Nauert graduated from the Harry Wendelstedt Umpires School in 1988, finishing at the top of his class. He later taught at the school. He also attended Jefferson Community College.

Nauert worked in minor leagues in the Appalachian League (1988), Midwest League (1989–1990), Florida Instructional League (1988–1990), Southern League (1991–1992), and International League (1993–1998). He was the base umpire during the 27-inning, eight-hour-and-15-minute, Bluefield at Burlington game of June 24, 1988, that ended at 3:27 am the next morning.

Nauert umpired his first National League game on May 19, 1995. His father attended the game, sitting next to an empty seat reserved for Nauert's deceased mother. Nauert was one of 22 umpires whose resignations were accepted in 1999 as part of a failed union negotiating strategy.
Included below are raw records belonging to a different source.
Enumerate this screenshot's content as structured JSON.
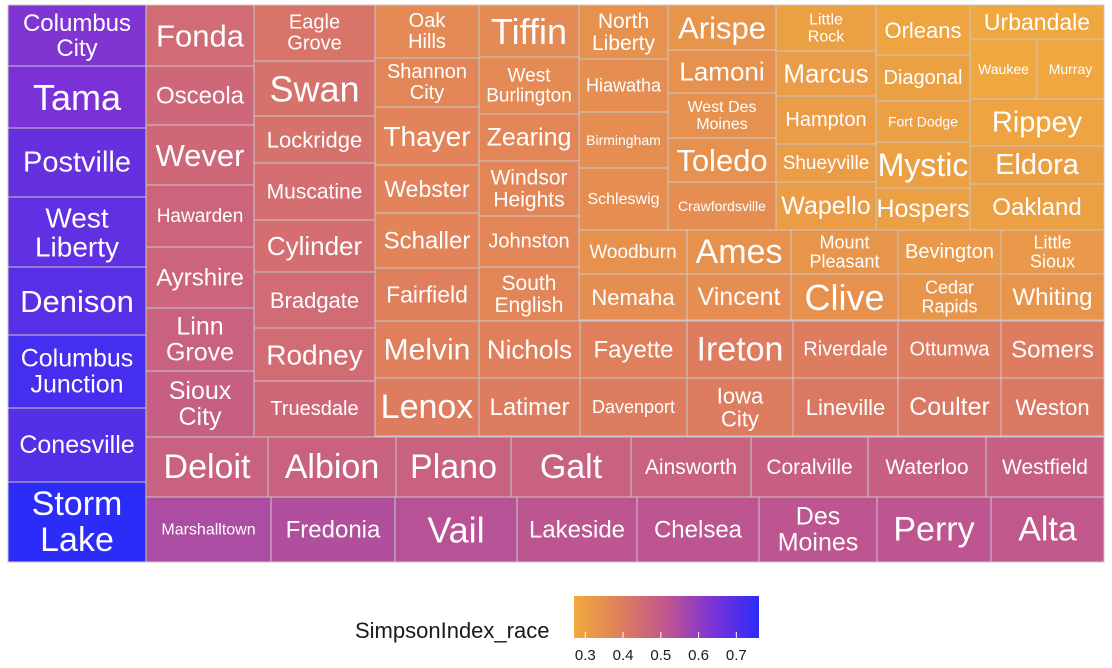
{
  "chart_data": {
    "type": "treemap",
    "value_field": "SimpsonIndex_race",
    "color_scale": {
      "range": [
        0.27,
        0.76
      ],
      "stops": [
        "#f0ab3c",
        "#e07e5d",
        "#c0568e",
        "#7c32d6",
        "#2b2cf8"
      ]
    },
    "legend": {
      "title": "SimpsonIndex_race",
      "ticks": [
        0.3,
        0.4,
        0.5,
        0.6,
        0.7
      ],
      "position": "bottom"
    },
    "tiles": [
      {
        "name": "Columbus City",
        "v": 0.63
      },
      {
        "name": "Tama",
        "v": 0.64
      },
      {
        "name": "Postville",
        "v": 0.67
      },
      {
        "name": "West Liberty",
        "v": 0.68
      },
      {
        "name": "Denison",
        "v": 0.69
      },
      {
        "name": "Columbus Junction",
        "v": 0.72
      },
      {
        "name": "Conesville",
        "v": 0.7
      },
      {
        "name": "Storm Lake",
        "v": 0.76
      },
      {
        "name": "Fonda",
        "v": 0.45
      },
      {
        "name": "Osceola",
        "v": 0.46
      },
      {
        "name": "Wever",
        "v": 0.46
      },
      {
        "name": "Hawarden",
        "v": 0.47
      },
      {
        "name": "Ayrshire",
        "v": 0.47
      },
      {
        "name": "Linn Grove",
        "v": 0.48
      },
      {
        "name": "Sioux City",
        "v": 0.49
      },
      {
        "name": "Eagle Grove",
        "v": 0.42
      },
      {
        "name": "Swan",
        "v": 0.43
      },
      {
        "name": "Lockridge",
        "v": 0.43
      },
      {
        "name": "Muscatine",
        "v": 0.44
      },
      {
        "name": "Cylinder",
        "v": 0.44
      },
      {
        "name": "Bradgate",
        "v": 0.45
      },
      {
        "name": "Rodney",
        "v": 0.45
      },
      {
        "name": "Truesdale",
        "v": 0.46
      },
      {
        "name": "Oak Hills",
        "v": 0.36
      },
      {
        "name": "Shannon City",
        "v": 0.37
      },
      {
        "name": "Thayer",
        "v": 0.38
      },
      {
        "name": "Webster",
        "v": 0.38
      },
      {
        "name": "Schaller",
        "v": 0.38
      },
      {
        "name": "Fairfield",
        "v": 0.39
      },
      {
        "name": "Tiffin",
        "v": 0.36
      },
      {
        "name": "West Burlington",
        "v": 0.36
      },
      {
        "name": "Zearing",
        "v": 0.37
      },
      {
        "name": "Windsor Heights",
        "v": 0.37
      },
      {
        "name": "Johnston",
        "v": 0.37
      },
      {
        "name": "South English",
        "v": 0.37
      },
      {
        "name": "North Liberty",
        "v": 0.34
      },
      {
        "name": "Hiawatha",
        "v": 0.35
      },
      {
        "name": "Birmingham",
        "v": 0.35
      },
      {
        "name": "Schleswig",
        "v": 0.35
      },
      {
        "name": "Arispe",
        "v": 0.33
      },
      {
        "name": "Lamoni",
        "v": 0.34
      },
      {
        "name": "West Des Moines",
        "v": 0.34
      },
      {
        "name": "Toledo",
        "v": 0.34
      },
      {
        "name": "Crawfordsville",
        "v": 0.35
      },
      {
        "name": "Little Rock",
        "v": 0.3
      },
      {
        "name": "Marcus",
        "v": 0.31
      },
      {
        "name": "Hampton",
        "v": 0.31
      },
      {
        "name": "Shueyville",
        "v": 0.31
      },
      {
        "name": "Wapello",
        "v": 0.31
      },
      {
        "name": "Orleans",
        "v": 0.29
      },
      {
        "name": "Diagonal",
        "v": 0.3
      },
      {
        "name": "Fort Dodge",
        "v": 0.3
      },
      {
        "name": "Mystic",
        "v": 0.3
      },
      {
        "name": "Hospers",
        "v": 0.3
      },
      {
        "name": "Urbandale",
        "v": 0.28
      },
      {
        "name": "Waukee",
        "v": 0.28
      },
      {
        "name": "Murray",
        "v": 0.28
      },
      {
        "name": "Rippey",
        "v": 0.29
      },
      {
        "name": "Eldora",
        "v": 0.3
      },
      {
        "name": "Oakland",
        "v": 0.3
      },
      {
        "name": "Woodburn",
        "v": 0.34
      },
      {
        "name": "Ames",
        "v": 0.34
      },
      {
        "name": "Mount Pleasant",
        "v": 0.33
      },
      {
        "name": "Bevington",
        "v": 0.32
      },
      {
        "name": "Little Sioux",
        "v": 0.32
      },
      {
        "name": "Nemaha",
        "v": 0.35
      },
      {
        "name": "Vincent",
        "v": 0.35
      },
      {
        "name": "Clive",
        "v": 0.34
      },
      {
        "name": "Cedar Rapids",
        "v": 0.33
      },
      {
        "name": "Whiting",
        "v": 0.33
      },
      {
        "name": "Melvin",
        "v": 0.39
      },
      {
        "name": "Nichols",
        "v": 0.39
      },
      {
        "name": "Fayette",
        "v": 0.39
      },
      {
        "name": "Ireton",
        "v": 0.4
      },
      {
        "name": "Riverdale",
        "v": 0.4
      },
      {
        "name": "Ottumwa",
        "v": 0.4
      },
      {
        "name": "Somers",
        "v": 0.4
      },
      {
        "name": "Lenox",
        "v": 0.4
      },
      {
        "name": "Latimer",
        "v": 0.4
      },
      {
        "name": "Davenport",
        "v": 0.4
      },
      {
        "name": "Iowa City",
        "v": 0.4
      },
      {
        "name": "Lineville",
        "v": 0.41
      },
      {
        "name": "Coulter",
        "v": 0.41
      },
      {
        "name": "Weston",
        "v": 0.41
      },
      {
        "name": "Deloit",
        "v": 0.48
      },
      {
        "name": "Albion",
        "v": 0.48
      },
      {
        "name": "Plano",
        "v": 0.48
      },
      {
        "name": "Galt",
        "v": 0.48
      },
      {
        "name": "Ainsworth",
        "v": 0.48
      },
      {
        "name": "Coralville",
        "v": 0.49
      },
      {
        "name": "Waterloo",
        "v": 0.49
      },
      {
        "name": "Westfield",
        "v": 0.49
      },
      {
        "name": "Marshalltown",
        "v": 0.55
      },
      {
        "name": "Fredonia",
        "v": 0.54
      },
      {
        "name": "Vail",
        "v": 0.53
      },
      {
        "name": "Lakeside",
        "v": 0.52
      },
      {
        "name": "Chelsea",
        "v": 0.52
      },
      {
        "name": "Des Moines",
        "v": 0.52
      },
      {
        "name": "Perry",
        "v": 0.52
      },
      {
        "name": "Alta",
        "v": 0.51
      }
    ]
  }
}
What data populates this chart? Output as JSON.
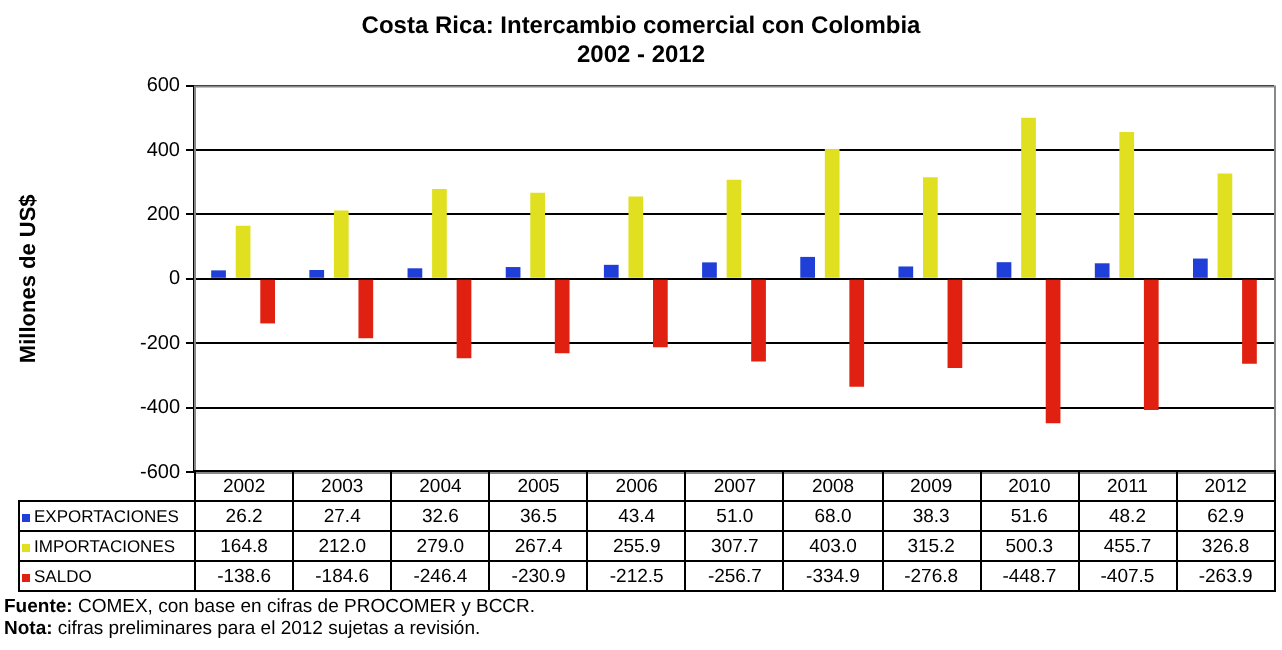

He later said the incident was personally devastating and almost led to him getting divorced. On being rehired in 2002, he became part of the Major League Baseball umpire staff.

Nauert has worked the 2020 American League Wild Card Series, the 2004 American League Division Series (ALDS), the 2008 National League Division Series (NLDS), the 2010 NLDS, the 2013 NLDS, the 2014 ALDS, the 2016 National League Championship Series, and the 2017 NLDS. He was a part of the crew that worked both the MLB China Series, the first MLB games ever played in China, and the 2008 Japan Opening Series. Nauert also worked the 2009 Major League Baseball All-Star Game.

Nauert was known for having a large strike zone. Boston University professor Mark T. Williams ranked Nauert the ninth worst umpire at calling balls and strikes in 2019. In 2020, Nauert's final year umpiring games, Williams' website UmpScores.com ranked Nauert the 11th worst umpire in the majors.

Nauert is married with four children. He is a member of the United Methodist Church.